Et la justice ! Que dire de la justice ? Trop laxiste ? Écoutez bien cette relance de Ferrari : "Comment vous obligerez les juges à faire ce que vous dites ? Parce que tout est dans le code pénal aujourd'hui. En fait, il n'y a pas besoin de rajouter des lois, il n'y a pas besoin de faire de nouvelles réformes. La vérité, encore une fois, c'est que les juges n'appliquent pas ce qu’il y a dans le code pénal parce que la peine est individualisée dans notre pays."

Lunaire. Même Le Pen se sent obligée de recadrer Ferrari en nuançant son propos : "Je globaliserais moins que vous", lui répond la présidente du RN qui évoque la difficulté des juges qui ont trop de dossiers à gérer.

Reste la question de l’immigration. Lorsque Ferrari évoque le sujet pour la première fois, ça semble être pour contredire la présidente du RN : "Toute la délinquance dans notre pays est due à l’immigration pour vous ? Ce n'est pas ce que montrent les chiffres, 80% des auteurs d'homicide sont Français."

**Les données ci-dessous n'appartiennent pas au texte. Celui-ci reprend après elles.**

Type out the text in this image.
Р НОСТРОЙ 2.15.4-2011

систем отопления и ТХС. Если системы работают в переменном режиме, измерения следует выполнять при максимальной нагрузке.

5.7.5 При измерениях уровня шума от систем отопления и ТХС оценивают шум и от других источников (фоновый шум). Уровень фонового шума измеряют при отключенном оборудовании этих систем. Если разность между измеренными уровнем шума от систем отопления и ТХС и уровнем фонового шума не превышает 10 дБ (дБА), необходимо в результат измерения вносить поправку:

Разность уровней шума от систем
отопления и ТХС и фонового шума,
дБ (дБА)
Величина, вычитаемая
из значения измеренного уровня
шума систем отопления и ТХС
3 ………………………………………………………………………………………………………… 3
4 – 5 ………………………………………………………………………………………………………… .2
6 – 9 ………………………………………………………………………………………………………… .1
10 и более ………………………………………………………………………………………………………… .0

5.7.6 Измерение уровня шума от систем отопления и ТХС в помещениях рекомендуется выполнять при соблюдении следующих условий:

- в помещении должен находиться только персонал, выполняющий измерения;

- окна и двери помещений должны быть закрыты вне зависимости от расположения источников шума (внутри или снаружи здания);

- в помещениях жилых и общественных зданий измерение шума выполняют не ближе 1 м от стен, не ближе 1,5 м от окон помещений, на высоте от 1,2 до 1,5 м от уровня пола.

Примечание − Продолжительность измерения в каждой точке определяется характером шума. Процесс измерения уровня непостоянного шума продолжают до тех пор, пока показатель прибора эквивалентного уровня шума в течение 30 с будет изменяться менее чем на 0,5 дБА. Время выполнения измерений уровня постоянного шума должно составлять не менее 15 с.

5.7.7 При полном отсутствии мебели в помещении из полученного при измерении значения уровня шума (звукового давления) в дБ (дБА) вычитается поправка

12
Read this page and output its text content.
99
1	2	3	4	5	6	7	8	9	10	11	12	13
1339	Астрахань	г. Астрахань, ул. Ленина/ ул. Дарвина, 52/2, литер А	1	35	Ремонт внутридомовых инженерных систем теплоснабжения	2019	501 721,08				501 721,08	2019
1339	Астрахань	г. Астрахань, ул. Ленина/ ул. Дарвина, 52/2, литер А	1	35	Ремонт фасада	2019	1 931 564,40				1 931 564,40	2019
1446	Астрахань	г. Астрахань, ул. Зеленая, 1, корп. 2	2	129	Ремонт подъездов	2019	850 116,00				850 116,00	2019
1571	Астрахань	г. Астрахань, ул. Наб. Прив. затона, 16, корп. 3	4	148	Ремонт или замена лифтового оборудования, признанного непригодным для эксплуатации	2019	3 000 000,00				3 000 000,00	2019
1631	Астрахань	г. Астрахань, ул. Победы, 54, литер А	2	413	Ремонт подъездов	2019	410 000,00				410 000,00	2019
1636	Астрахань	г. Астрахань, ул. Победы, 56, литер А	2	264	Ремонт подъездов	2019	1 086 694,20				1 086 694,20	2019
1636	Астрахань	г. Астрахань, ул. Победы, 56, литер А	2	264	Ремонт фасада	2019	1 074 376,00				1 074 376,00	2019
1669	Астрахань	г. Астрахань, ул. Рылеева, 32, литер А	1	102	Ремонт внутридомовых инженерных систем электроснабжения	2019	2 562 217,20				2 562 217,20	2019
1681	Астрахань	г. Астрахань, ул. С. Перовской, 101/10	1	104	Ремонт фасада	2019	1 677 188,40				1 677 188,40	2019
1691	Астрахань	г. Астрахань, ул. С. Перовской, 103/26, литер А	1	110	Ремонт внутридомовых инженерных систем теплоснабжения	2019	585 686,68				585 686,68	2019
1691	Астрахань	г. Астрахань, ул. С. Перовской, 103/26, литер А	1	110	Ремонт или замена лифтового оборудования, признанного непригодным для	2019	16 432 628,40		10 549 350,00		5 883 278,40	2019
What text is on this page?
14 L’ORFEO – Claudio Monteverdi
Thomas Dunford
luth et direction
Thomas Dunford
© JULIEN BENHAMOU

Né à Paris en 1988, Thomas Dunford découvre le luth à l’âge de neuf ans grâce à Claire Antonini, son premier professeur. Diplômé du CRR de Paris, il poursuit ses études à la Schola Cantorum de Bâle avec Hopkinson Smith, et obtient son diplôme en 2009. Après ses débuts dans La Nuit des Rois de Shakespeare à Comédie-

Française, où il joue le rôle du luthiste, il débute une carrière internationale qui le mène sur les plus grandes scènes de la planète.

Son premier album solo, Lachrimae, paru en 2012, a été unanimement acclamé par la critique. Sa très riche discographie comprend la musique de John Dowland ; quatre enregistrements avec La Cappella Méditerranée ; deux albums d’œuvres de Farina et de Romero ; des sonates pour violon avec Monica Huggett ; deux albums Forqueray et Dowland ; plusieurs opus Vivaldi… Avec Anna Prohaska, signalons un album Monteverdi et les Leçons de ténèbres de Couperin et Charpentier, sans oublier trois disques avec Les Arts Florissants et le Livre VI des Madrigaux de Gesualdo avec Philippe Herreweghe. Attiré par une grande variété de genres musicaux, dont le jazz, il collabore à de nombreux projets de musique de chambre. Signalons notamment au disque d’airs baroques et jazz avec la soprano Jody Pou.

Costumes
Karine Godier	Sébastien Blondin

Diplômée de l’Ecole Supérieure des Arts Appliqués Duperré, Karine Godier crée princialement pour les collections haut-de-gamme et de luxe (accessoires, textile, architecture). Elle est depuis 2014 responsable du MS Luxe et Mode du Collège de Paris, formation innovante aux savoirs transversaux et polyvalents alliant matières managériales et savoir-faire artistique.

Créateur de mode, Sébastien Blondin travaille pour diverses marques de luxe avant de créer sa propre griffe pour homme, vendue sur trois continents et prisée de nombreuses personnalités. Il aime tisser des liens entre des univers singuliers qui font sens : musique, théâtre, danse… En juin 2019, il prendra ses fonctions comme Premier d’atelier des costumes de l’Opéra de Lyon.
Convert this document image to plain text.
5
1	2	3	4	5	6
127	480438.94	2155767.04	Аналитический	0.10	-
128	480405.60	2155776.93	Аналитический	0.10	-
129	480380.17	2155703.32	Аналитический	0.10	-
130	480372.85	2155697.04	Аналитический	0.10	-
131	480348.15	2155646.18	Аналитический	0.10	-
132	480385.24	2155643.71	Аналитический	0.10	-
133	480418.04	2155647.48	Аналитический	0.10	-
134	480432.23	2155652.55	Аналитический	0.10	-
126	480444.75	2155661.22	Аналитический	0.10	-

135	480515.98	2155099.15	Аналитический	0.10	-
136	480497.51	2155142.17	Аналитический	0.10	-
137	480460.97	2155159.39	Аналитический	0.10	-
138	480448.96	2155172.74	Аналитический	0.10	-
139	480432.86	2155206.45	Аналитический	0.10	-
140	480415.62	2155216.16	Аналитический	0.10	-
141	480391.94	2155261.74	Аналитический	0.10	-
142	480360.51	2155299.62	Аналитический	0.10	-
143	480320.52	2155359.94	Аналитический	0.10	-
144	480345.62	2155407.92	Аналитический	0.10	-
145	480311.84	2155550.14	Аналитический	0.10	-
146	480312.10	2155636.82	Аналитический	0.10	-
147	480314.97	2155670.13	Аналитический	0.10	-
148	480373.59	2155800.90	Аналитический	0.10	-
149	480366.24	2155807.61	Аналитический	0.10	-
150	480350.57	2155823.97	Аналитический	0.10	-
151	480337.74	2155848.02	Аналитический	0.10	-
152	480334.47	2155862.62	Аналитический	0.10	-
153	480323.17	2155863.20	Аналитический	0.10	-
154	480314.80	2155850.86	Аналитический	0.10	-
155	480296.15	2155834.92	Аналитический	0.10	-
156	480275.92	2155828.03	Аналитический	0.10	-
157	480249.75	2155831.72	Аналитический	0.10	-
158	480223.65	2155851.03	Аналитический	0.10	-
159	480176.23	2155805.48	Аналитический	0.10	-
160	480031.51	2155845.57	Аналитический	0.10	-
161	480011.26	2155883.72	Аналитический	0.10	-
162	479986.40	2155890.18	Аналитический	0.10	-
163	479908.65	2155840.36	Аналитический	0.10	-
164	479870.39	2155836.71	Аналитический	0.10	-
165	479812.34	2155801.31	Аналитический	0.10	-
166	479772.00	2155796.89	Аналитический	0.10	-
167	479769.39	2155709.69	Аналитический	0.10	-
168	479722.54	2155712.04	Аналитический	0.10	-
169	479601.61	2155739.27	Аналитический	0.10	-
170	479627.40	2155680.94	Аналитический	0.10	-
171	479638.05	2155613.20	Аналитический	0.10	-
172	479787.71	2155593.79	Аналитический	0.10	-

Tiens, un début d'interview contradictoire. Mais ça ne va pas durer longtemps. Car Le Pen va aussitôt balancer un chiffre sorti de nulle part : "Pas toute la délinquance, mais je pense qu'on peut dire, sans trop se tromper, qu'en moyenne, 80 à 90 % de la délinquance de rue est le fait d'étrangers ou de gens d'origine étrangère. C’est un fait."

Un chiffre repris quelques minutes plus tard en bandeau :

Ferrari ne bouge pas. Au contraire, elle relance sur les étrangers : "Gérald Darmanin a annoncé que 20 000 titres de séjour ont été soit refusés, soit retirés à des étrangers ayant commis des crimes et délits sur notre sol. C'est un bon pas en avant ?"

Le Pen, en roue libre, balance un nouveau chiffre : "La réalité, c’est que nous accueillons, à divers titres, dans notre pays, près de 500 000 personnes par an. Tous ces gens qui arrivent, où sont-ils logés ? Comment sont-ils soignés ? Est-ce qu'on construit, chaque année, des hôpitaux ? Est-ce qu'on construit des écoles ? Non, on en ferme. On ferme des lits d'hôpitaux, on ferme des écoles, donc on se met dans la situation d’être saturés (...) On voit bien que ça ne peut pas tenir."

Et Ferrari d’abonder dans ce sens : "C'est notamment vrai pour la délinquance des mineurs et les services de l'aide sociale à l'enfance qui sont totalement débordés."

Bref, pour Marine Le Pen, c’est open bar. Qu’importe les chiffres. La délinquance de rue des étrangers ? On n'a retrouvé nulle part ce chiffre de 80 % à 90 % (si les derniers chiffres du ministère de l'Intérieur vous intéressent, c'est ici). Les statistiques sur l’insécurité, c'est un vrai serpent de mer pour la presse. En fonction des critères retenus, on peut démontrer tout et son contraire (lisez par exemple ce récent article de Slate assez bien documenté, il montre que "ce qui explose aujourd'hui, c'est moins la violence que les images de la violence").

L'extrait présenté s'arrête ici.